Discovery's Life Profiles Primates in New Episode
photo: Stefan Powell via flickr.
The second of this Sunday's episodes of Life over on the Discovery Channel (9pm ET) focuses on primates: Baboons in Ethiopia, Japanese macaques (you know, snow monkeys), leaf monkeys with bright orange babies, and lemurs are all covered.
Our closest relatives are surely fascinating, but unfortunately we don't always play so well with them:
photo: Matthew McDermott
Will Human Beings Save Their Primate Cousins?
There are currently about 6.8 billion humans on the planet, but 48% of all other primates are facing extinction. Topping the list are the less than 300 Cross River Gorillas of Nigeria, the less than 100 Sportive Lemurs in Madagascar, and the less than 70 Golden-Headed Langurs in Vietnam. A crucial question in the open part of the 21st century is will we curtail our own lives so our cousins can live theirs?
25 Most Endangered Primates Could Fit in Single Football Stadium
The headline says it all. Take the entire populations of the 25 most endangered primate species and they would fit into a single stadium.
Orangutan Could Be First Great Ape to Become Extinct
There are more endangered primates out there, but the orangutan has become symbolic for the direct impact human activities have on killing off apes. The prime culprit is expansion of palm oil plantations and deforestation in general throughout Indonesia and Malaysia. In some parts of Borneo orangutan populations have dropped 90% in the past five years.
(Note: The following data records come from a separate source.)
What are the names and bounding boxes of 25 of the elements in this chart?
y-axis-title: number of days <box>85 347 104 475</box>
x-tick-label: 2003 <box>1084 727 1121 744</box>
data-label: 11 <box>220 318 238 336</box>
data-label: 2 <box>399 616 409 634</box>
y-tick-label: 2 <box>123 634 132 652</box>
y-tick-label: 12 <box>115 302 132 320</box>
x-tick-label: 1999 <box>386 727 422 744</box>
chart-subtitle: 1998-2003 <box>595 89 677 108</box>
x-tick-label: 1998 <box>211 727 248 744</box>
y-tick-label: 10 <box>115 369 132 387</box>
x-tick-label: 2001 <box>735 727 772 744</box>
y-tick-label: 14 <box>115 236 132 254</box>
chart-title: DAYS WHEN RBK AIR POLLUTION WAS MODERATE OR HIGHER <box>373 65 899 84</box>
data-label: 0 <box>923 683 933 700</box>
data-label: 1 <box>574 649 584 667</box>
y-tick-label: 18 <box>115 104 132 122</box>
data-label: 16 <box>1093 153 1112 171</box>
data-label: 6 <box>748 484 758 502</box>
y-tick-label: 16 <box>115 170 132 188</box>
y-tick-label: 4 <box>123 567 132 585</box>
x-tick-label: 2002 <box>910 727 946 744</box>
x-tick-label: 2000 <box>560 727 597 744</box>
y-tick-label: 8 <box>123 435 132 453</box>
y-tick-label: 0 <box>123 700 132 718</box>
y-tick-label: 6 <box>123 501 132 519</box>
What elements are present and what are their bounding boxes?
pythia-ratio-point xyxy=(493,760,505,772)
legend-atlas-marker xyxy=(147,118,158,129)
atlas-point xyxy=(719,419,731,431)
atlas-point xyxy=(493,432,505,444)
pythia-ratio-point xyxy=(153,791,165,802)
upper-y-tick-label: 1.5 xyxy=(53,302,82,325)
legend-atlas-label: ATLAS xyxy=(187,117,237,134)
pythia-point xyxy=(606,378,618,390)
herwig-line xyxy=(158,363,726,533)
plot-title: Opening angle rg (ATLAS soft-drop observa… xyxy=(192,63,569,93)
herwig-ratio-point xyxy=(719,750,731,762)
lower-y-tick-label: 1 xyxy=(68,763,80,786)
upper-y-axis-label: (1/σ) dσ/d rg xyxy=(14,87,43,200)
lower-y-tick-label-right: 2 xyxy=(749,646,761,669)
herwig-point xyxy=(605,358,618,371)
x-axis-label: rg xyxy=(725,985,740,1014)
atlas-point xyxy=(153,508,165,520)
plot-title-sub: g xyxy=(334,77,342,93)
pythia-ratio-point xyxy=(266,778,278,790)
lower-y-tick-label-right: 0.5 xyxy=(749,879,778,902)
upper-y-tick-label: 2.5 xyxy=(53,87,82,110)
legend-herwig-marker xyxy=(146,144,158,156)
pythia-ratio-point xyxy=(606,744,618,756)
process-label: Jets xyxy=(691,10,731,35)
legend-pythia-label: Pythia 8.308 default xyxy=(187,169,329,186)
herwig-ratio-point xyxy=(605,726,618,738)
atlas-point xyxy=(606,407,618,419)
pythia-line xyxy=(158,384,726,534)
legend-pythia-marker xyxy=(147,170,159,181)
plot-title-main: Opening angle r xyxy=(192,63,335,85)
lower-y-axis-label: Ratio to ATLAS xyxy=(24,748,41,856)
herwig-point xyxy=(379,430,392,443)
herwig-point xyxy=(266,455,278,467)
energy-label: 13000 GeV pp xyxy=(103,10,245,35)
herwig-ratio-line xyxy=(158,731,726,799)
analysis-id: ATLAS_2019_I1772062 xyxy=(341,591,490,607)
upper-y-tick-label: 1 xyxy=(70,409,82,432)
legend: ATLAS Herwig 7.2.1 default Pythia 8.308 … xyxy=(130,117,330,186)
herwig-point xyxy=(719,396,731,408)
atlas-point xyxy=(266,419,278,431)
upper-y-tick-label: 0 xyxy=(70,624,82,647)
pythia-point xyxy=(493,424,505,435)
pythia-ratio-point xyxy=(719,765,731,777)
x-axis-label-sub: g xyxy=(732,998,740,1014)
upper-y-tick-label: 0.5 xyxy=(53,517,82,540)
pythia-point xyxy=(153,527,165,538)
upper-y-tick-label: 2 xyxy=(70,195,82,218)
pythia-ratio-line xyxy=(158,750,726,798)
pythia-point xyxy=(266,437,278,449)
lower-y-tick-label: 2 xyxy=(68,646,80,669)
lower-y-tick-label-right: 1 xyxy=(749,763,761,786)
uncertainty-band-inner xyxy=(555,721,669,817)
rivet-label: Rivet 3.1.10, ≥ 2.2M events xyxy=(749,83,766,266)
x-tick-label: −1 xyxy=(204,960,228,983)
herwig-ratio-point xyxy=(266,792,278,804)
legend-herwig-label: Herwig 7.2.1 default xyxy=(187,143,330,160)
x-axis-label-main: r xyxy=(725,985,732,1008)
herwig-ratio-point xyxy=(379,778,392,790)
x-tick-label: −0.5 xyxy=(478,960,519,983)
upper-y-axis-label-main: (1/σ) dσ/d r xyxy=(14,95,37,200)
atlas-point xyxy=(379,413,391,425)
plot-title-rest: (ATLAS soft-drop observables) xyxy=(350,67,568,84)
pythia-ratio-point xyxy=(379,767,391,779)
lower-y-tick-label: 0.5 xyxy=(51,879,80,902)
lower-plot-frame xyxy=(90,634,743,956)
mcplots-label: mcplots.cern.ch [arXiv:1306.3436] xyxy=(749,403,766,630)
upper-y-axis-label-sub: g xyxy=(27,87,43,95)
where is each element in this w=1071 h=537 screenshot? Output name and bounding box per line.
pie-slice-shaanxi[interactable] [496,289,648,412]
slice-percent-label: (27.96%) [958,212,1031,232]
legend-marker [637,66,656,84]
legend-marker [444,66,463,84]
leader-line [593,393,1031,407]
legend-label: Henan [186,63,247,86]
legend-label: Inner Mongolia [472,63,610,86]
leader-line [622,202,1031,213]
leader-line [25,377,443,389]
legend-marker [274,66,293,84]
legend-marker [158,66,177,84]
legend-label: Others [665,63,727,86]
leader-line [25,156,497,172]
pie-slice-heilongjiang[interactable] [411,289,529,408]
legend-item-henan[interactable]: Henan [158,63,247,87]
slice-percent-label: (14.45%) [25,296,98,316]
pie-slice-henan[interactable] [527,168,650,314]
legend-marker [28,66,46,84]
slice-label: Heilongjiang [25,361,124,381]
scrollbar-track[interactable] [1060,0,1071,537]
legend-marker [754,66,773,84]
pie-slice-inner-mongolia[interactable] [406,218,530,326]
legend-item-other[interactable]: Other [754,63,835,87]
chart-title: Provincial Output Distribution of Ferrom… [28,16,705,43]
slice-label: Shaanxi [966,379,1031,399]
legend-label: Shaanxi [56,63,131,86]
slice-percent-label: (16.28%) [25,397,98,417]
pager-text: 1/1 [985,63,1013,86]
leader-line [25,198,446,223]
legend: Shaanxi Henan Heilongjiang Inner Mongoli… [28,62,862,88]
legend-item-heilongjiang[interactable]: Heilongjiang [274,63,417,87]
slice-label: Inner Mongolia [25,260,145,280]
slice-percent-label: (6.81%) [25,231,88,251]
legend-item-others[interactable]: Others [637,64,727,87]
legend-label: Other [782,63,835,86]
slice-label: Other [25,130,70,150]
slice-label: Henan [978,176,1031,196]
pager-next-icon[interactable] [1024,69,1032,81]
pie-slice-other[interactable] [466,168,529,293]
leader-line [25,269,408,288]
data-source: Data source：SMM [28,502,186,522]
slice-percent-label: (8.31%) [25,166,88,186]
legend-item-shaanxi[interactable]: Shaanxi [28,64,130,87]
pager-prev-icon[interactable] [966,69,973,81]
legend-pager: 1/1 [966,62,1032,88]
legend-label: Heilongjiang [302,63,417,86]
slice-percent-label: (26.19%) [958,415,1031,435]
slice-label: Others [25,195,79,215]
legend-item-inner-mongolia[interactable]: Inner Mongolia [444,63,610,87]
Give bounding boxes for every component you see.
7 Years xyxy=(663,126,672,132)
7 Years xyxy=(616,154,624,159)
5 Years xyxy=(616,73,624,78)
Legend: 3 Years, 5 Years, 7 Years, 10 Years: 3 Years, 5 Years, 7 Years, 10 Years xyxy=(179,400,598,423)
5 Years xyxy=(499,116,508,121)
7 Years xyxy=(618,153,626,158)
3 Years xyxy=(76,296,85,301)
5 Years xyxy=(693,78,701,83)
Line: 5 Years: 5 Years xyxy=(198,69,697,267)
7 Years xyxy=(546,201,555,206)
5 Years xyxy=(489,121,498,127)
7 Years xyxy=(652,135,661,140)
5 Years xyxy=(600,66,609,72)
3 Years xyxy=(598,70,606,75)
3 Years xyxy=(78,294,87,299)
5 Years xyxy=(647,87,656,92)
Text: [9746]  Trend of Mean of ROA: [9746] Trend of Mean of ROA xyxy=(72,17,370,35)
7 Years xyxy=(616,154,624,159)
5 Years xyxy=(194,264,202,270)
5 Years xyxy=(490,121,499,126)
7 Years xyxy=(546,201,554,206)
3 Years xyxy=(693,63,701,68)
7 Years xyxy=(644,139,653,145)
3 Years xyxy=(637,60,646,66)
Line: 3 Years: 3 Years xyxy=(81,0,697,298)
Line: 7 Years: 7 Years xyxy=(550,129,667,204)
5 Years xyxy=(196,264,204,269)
photo: Bruce McAdam via flickr.
Chimpanzees Even Smarter Than We Thought - Can Mentally Measure Pouring Liquid's Volume
Researchers at Georgia State University have determined that chimps have a basic grasp of the physics of liquid. In one experiment chimps were presented with two cups, one clear and one opaque. Fruit juice was poured from a syringe into each, in varying amounts as the chimps watched. The chimps chose the larger quantity to drink more than three-quarters of the time.
Great Apes Granted 'Human Rights' by Spanish Parliament
Back in 2008, the Spanish Parliament passed a resolution saying "non-human hominids" the right to life, freedom and not to be tortured. Probably quite a bit ahead of the general perception on the matter, but a momentous occasion nevertheless.